Parmi ces notes, il en est une qui devait me servir de guide dans mon
travail parce qu'elle expose, à merveille, la méthode que M. Michelet eût
suivie lui-même pour développer sa première esquisse trop rapide et trop
brève :
« Je voyais, dit-il, si vivement les lieux et les hommes que je
mettais en scène, que j'ai fait cela sans tâtonnements, tout d'un trait, sans
reprendre haleine, juste le temps nécessaire pour l'écrire.
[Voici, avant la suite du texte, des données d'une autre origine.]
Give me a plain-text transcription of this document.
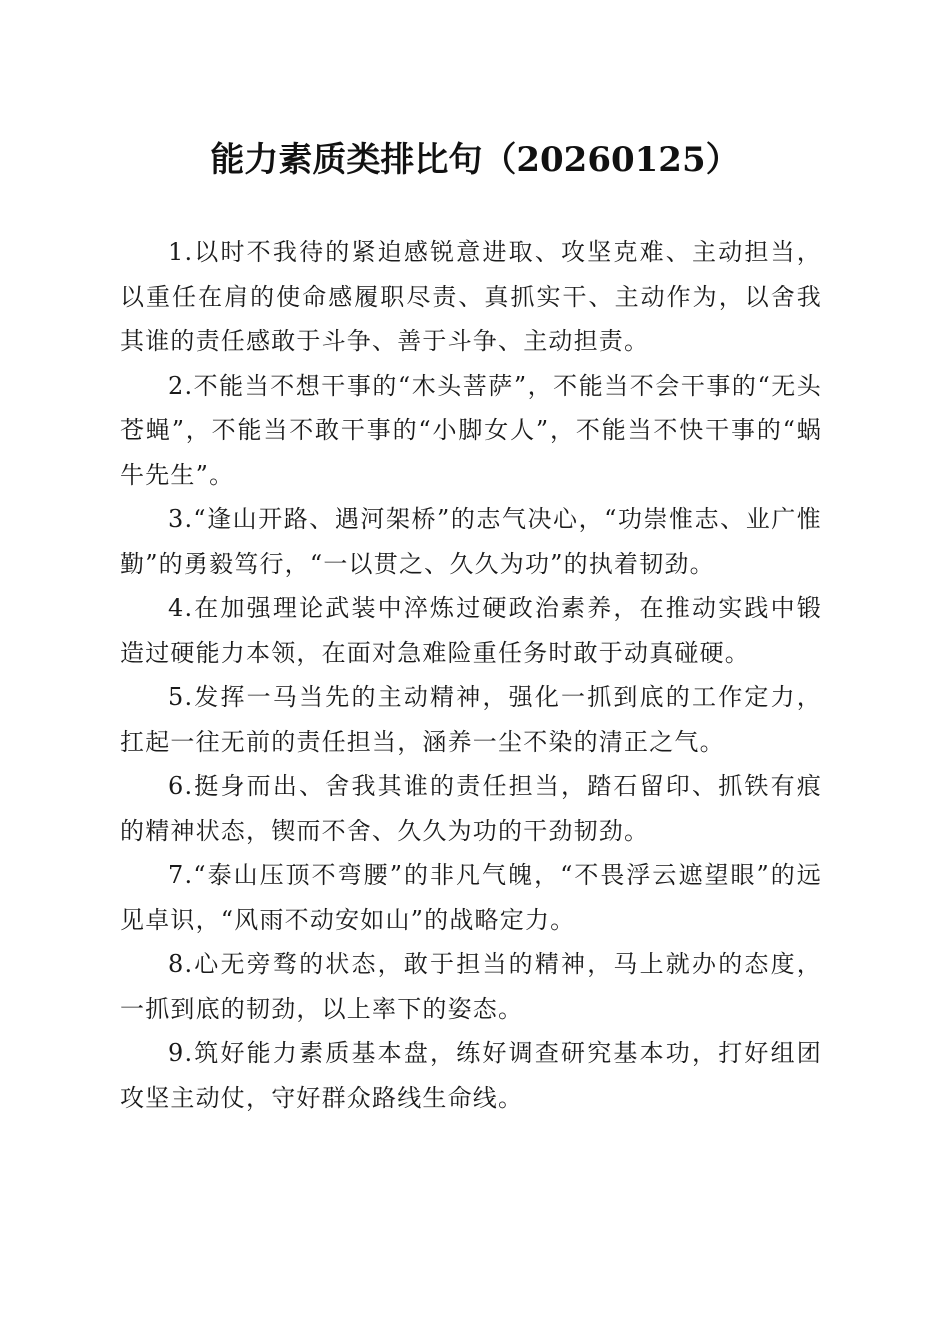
能力素质类排比句（20260125）

1.以时不我待的紧迫感锐意进取、攻坚克难、主动担当，以重任在肩的使命感履职尽责、真抓实干、主动作为，以舍我其谁的责任感敢于斗争、善于斗争、主动担责。

2.不能当不想干事的“木头菩萨”，不能当不会干事的“无头苍蝇”，不能当不敢干事的“小脚女人”，不能当不快干事的“蜗牛先生”。

3.“逢山开路、遇河架桥”的志气决心，“功崇惟志、业广惟勤”的勇毅笃行，“一以贯之、久久为功”的执着韧劲。

4.在加强理论武装中淬炼过硬政治素养，在推动实践中锻造过硬能力本领，在面对急难险重任务时敢于动真碰硬。

5.发挥一马当先的主动精神，强化一抓到底的工作定力，扛起一往无前的责任担当，涵养一尘不染的清正之气。

6.挺身而出、舍我其谁的责任担当，踏石留印、抓铁有痕的精神状态，锲而不舍、久久为功的干劲韧劲。

7.“泰山压顶不弯腰”的非凡气魄，“不畏浮云遮望眼”的远见卓识，“风雨不动安如山”的战略定力。

8.心无旁骛的状态，敢于担当的精神，马上就办的态度，一抓到底的韧劲，以上率下的姿态。

9.筑好能力素质基本盘，练好调查研究基本功，打好组团攻坚主动仗，守好群众路线生命线。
C'est, en réalité,
un voyage immense, à tire d'aile, dans l'espace et dans le temps... Je savais
bien que cette vive silhouette géographique était insuffisante pour celui qui
ignore, mais l'essentiel serait obtenu si le lecteur, dès la première page,
prenait intérêt à me suivre dans le long pèlerinage que j'allais accomplir à
travers les siècles de l'histoire. Chemin faisant, celle-ci, reprenant ma
description trop sommaire, en élargirait les horizons et ferait circuler dans
les paysages trop concentrés plus d'air et de lumière... »
L' Histoire générale a repris, en effet, chaque province à
l'heure ou, sortant de l'indistinction confuse », elle entre en scène et
devient un des acteurs du drame ou de l'épopée nationale.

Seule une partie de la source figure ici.